Professional counselling is needed in the situation when unintentional pregnancy occurs under these therapies. It is always an individual decision to terminate a pregnancy, which has to be based on an interdisciplinary (obstetric, rheumatology, embryology) detailed counselling. Exact time of discontinuation, absolute and relative risks of early miscarriage and congenital malformations need to be stated.
As seen in this table, the relative risks of congenital malformations and miscarriages compared to the basis risk without any medication vary widely among these immunosuppressives.

Medications that are considered safe periconceptually during pregnancy and lactation.
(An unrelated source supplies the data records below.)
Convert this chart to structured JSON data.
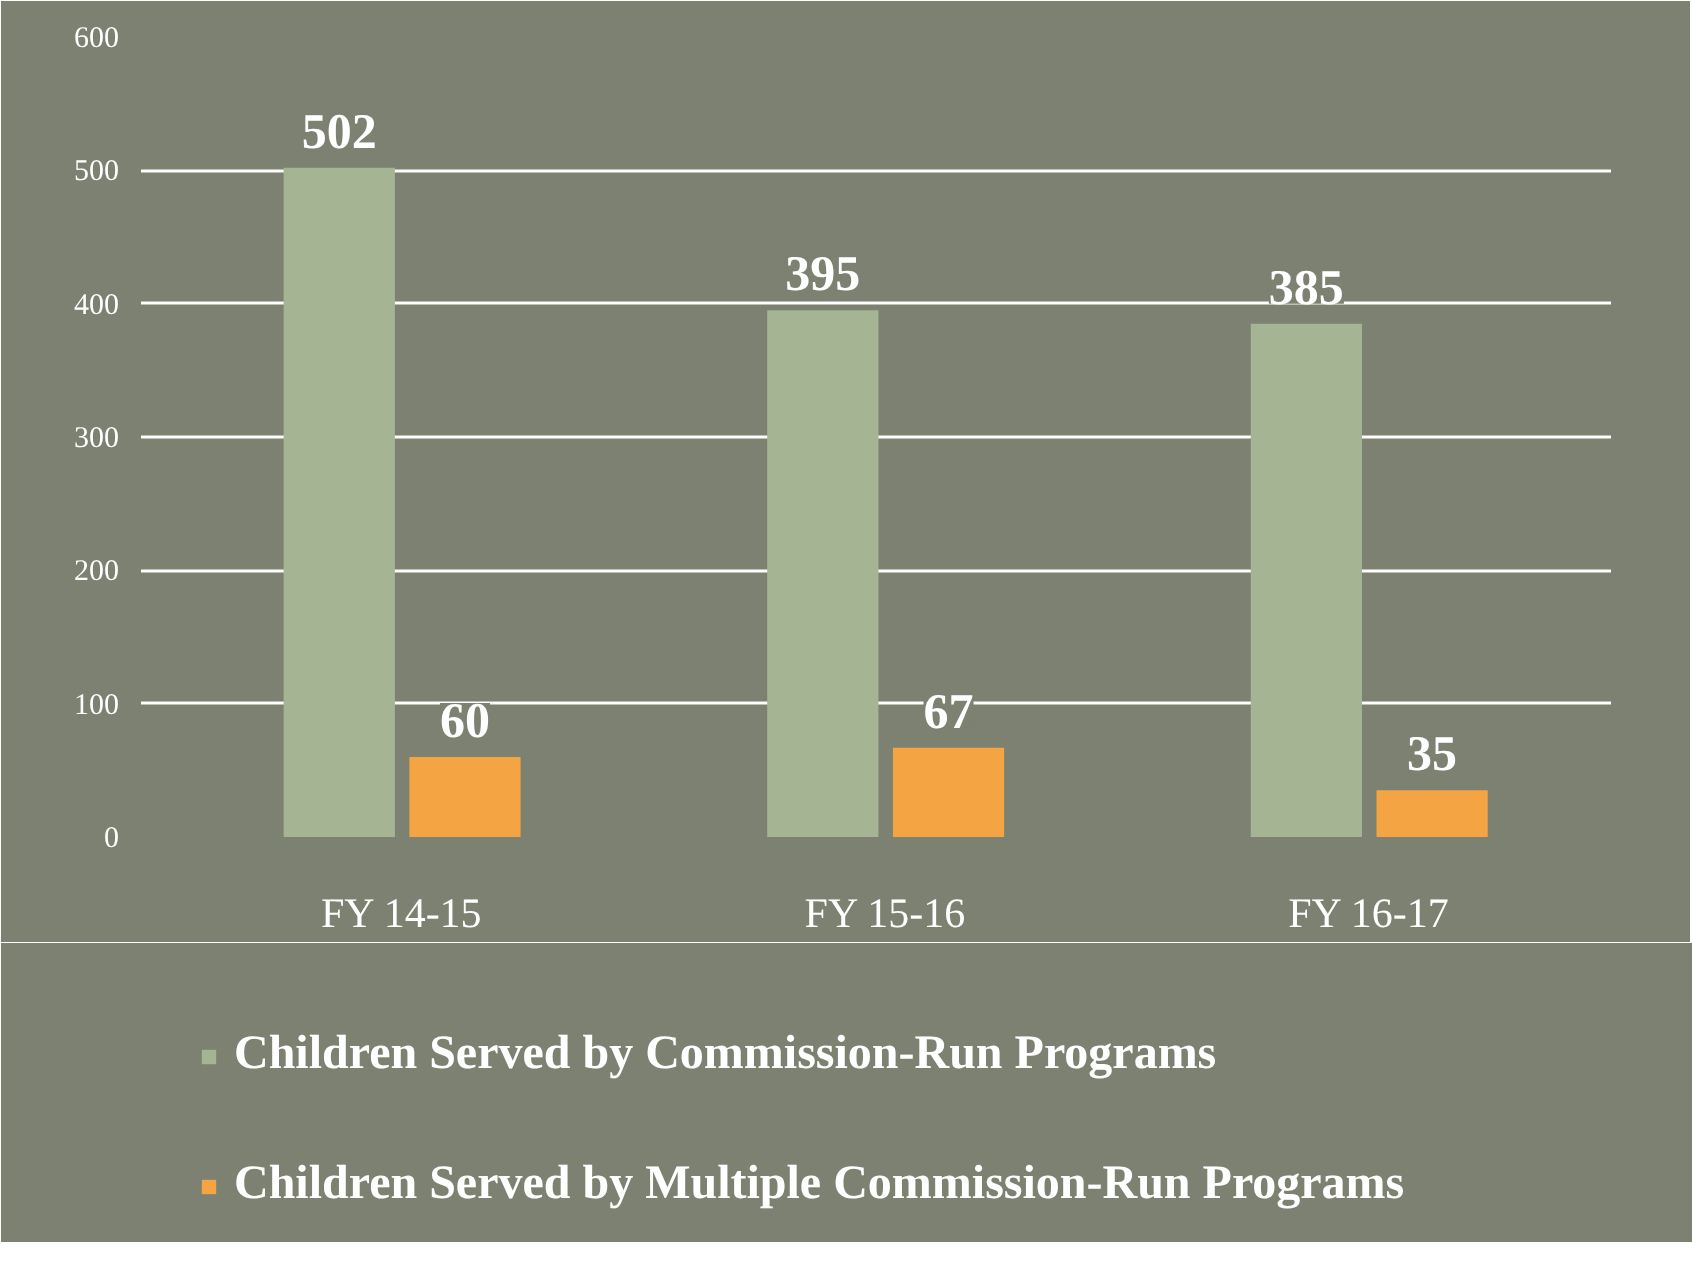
{
  "chart_data": {
    "type": "bar",
    "categories": [
      "FY 14-15",
      "FY 15-16",
      "FY 16-17"
    ],
    "series": [
      {
        "name": "Children Served by Commission-Run Programs",
        "color": "#a5b594",
        "values": [
          502,
          395,
          385
        ]
      },
      {
        "name": "Children Served by Multiple Commission-Run Programs",
        "color": "#f4a443",
        "values": [
          60,
          67,
          35
        ]
      }
    ],
    "ylim": [
      0,
      600
    ],
    "yticks": [
      0,
      100,
      200,
      300,
      400,
      500,
      600
    ],
    "grid": "y",
    "legend": "bottom",
    "data_labels": true
  }
}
This
group include salazopyrin, antimalarials such as Resochin® or Quensyl® and azathrioprine (Imurek®). Salazopyrin® or other 5-ASA preparations are often used for inflammatory
joint disease or inflammatory bowel disease.

A relatively recent finding is that antimalarials not only have a favourable effect on the course of the autoimmune disease but they effectively reduce the risk of NLE.
Disease activity in rheumatoid arthritis, psoriatic arthritis, axial spondyloarthropathy, or inflammatory bowel disease often require intensified therapy with TNF alpha blockers.

Before the registry data became available, it was common to generally advise women against taking biologics during conception, pregnancy or breastfeeding, or lactation.

Common questions from the women planning pregnancy with TNF alpha blockers concern infections of the newborn and possible malformation. Studies does not shoe increased risk for infections or increased incidence of congenital malformations.
Now we know, that TNF alpha blockers, such as certolizumab and etanercept can be used throughout pregnancy. Other TNF alpha blockers have less data in the pregnancy, and can be administered, when benefit at a specific patient outweigh the risk of the medication.

Slide 27

Fetal immunity is acquired during pregnancy by transfer of IgG antibodies from the maternal to the fetal circulation. Of the five major classes of antibodies, only IgG is transferred across the placenta. Analysis of cord sera has shown that all IgG subclasses are transmitted to the fetus but a preferential transport of IgG1 was found. Therapeutic monoclonal antibodies (mAbs) are most commonly of the IgG1 subclass, which is transported most efficiently to the fetus.

In all animal species used for testing developmental toxicity, fetal exposure to IgG is very low during organogenesis, but this increases during the latter half of gestation such that the neonate is born with an IgG1 concentration similar to the mother.  Data shows that maternal IgG concentrations increase in fetal blood from early in the second trimester through term, with most antibodies being acquired during the third trimesterr . Only a residual amount of IgG1 antibodies cross the placental barrier during the first trimester. Therefore, they do not have a teratogenic effect.

After birth acquired IgG antibodies slowly degrade from fetal circulation in the first 6-12 months after birth.

Due to the persisting immunomodulation after birth, caution should therefore be exercised with live virus vaccination. This means that live vaccines can be first administered 12 months after birth. This might affect BCG, rotavirus and MMR vaccinations.

In summary, we have to be aware, that:

Family planning should be addressed in every patient with autoimmune disease of reproductive age.
Treatment of patients before/during pregnancy and lactation should aim to prevent disease activity in the mother and not harm the foetus.
The risk of drug therapy to the child should be weighed against the risk of untreated maternal disease to the patient and child.  
The decision on drug therapy should be based on an agreement between rheumatologist, gynaecologist and patient in an interdisciplinary and participative manner.